An option for Italy is to tap into the euro zone’s standing, €500-billion bailout fund, the European Stability Mechanism. Prime Minister Giuseppe Conte made a plea for emergency ESM credit lines. But the ESM would want its money back, plus interest, and might demand loan conditions that Italy would find impossible or humiliating to meet. With a crushing debt load already – Italy’s debt to GDP ratio is 135 per cent – and a shrinking economy, Italy cannot afford to pay off more loans.

A second option is common bonds – eurobonds – that could be used to fight the crisis. The so-called coronabonds might be issued by the ESM. Backed by the entire euro zone, they would be highly secure and liquid, and come with bargain interest rates.
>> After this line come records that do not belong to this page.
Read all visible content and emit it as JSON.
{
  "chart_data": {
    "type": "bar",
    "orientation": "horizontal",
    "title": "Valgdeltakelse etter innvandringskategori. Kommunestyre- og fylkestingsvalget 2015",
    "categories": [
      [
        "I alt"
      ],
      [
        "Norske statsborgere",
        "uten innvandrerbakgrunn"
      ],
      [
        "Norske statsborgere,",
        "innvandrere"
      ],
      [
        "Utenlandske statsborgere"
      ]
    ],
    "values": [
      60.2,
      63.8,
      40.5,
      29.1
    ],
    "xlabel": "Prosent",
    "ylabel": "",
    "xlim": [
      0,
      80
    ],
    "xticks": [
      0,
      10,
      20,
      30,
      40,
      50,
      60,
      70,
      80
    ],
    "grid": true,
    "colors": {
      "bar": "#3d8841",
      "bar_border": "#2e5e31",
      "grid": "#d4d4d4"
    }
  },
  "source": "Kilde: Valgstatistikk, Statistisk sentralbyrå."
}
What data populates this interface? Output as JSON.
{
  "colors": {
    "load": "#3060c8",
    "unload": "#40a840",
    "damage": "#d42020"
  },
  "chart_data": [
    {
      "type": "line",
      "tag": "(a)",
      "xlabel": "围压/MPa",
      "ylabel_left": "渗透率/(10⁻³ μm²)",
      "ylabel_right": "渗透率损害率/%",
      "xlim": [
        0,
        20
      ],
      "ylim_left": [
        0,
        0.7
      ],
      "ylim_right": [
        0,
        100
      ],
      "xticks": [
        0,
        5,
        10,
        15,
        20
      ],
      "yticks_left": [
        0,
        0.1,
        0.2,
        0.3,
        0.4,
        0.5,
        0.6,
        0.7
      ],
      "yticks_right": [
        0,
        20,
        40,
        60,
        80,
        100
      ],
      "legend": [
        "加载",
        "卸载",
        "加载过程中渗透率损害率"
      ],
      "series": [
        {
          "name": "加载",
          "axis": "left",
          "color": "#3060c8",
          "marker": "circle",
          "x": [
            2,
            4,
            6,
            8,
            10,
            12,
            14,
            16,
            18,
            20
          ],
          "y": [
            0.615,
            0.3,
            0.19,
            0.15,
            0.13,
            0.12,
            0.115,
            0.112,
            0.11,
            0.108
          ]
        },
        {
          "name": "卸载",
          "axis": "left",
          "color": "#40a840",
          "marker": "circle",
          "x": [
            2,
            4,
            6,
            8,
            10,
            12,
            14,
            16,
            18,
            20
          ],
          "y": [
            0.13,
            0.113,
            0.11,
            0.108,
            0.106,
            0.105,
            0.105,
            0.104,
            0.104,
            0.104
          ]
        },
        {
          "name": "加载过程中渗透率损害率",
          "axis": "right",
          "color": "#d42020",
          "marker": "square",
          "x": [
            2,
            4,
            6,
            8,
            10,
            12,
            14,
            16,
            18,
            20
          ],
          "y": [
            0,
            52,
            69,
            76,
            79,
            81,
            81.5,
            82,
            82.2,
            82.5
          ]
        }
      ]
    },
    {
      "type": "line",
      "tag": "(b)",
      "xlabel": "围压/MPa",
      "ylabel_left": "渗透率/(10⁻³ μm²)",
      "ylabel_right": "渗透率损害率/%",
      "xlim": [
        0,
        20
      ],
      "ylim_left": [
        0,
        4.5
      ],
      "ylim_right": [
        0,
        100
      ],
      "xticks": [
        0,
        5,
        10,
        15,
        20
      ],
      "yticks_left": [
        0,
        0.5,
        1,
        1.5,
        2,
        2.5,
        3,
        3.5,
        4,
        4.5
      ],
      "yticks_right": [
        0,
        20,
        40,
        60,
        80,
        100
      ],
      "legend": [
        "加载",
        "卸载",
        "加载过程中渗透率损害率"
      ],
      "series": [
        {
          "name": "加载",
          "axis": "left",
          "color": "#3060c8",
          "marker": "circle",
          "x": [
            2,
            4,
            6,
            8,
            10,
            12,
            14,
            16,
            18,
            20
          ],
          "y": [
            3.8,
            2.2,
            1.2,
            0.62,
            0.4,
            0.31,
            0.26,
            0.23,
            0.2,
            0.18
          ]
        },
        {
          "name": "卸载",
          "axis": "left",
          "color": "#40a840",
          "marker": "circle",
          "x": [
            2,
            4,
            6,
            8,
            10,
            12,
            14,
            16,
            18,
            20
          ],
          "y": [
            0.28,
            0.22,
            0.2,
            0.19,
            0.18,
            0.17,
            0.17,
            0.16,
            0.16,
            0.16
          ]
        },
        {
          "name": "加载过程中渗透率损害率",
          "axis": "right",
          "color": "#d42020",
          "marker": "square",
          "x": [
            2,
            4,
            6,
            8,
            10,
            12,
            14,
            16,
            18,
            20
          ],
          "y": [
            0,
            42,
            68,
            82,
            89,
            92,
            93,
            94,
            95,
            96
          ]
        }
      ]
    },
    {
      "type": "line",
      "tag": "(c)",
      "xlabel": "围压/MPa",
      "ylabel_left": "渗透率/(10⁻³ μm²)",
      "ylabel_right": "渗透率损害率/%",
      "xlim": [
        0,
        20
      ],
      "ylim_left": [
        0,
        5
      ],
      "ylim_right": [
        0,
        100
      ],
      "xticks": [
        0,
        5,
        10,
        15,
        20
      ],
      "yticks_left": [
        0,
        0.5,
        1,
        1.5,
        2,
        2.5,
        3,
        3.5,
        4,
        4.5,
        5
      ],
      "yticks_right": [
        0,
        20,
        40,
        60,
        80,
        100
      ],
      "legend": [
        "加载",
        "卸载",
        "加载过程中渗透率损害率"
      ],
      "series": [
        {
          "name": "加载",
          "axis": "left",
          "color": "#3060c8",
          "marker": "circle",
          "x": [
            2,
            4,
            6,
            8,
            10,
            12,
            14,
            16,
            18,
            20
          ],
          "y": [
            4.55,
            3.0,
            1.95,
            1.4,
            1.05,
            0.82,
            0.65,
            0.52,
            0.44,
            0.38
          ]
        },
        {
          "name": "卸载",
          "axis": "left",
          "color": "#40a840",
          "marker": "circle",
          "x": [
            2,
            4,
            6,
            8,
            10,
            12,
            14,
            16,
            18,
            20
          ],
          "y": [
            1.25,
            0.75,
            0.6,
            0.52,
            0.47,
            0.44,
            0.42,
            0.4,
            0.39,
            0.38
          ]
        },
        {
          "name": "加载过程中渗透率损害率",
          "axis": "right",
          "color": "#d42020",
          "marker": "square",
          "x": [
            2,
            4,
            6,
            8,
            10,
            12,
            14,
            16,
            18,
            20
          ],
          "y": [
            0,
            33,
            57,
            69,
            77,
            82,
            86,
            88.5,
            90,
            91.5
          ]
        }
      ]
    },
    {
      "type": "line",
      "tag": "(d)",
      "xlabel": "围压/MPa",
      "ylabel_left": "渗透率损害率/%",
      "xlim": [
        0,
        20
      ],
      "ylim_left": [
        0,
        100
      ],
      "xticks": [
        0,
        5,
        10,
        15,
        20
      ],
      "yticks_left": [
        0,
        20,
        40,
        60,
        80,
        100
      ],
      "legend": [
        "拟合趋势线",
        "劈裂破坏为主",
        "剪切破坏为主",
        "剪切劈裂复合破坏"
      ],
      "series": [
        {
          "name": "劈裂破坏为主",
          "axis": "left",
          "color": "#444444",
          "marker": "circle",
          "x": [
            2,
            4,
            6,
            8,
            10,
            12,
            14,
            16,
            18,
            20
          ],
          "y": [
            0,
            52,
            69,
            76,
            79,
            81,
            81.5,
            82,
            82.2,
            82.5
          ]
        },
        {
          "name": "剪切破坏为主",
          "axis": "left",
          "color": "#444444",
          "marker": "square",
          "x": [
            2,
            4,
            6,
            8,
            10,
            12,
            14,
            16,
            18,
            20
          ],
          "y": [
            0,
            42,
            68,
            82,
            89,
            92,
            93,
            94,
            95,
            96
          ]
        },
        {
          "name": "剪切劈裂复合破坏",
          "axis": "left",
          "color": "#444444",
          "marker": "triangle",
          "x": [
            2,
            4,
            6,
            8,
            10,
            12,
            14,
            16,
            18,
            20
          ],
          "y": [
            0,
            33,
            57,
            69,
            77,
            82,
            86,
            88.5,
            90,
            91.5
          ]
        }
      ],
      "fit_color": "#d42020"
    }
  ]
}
The idea of a common bond has been floated for years, but has never gained traction because of opposition from Germany, the Netherlands and other wealthy northern European countries. They consider common debt an unwarranted reward for the southern European countries who failed to get their acts together. The coronabonds idea went nowhere at an EU finance ministers meeting this week.

But the pandemic is rapidly changing the calculus of the EU and the euro zone, throwing its structures and prejudices into doubt. Foundering Italy could sink the whole region. Angela Merkel will soon have to make a crucial decision in her waning days as German Chancellor that could define her entire premiership: Will she allow an Italian rescue that would start with coronabonds or will she risk watching the European project disintegrate? Given economic wreckage, she might not have much time to decide.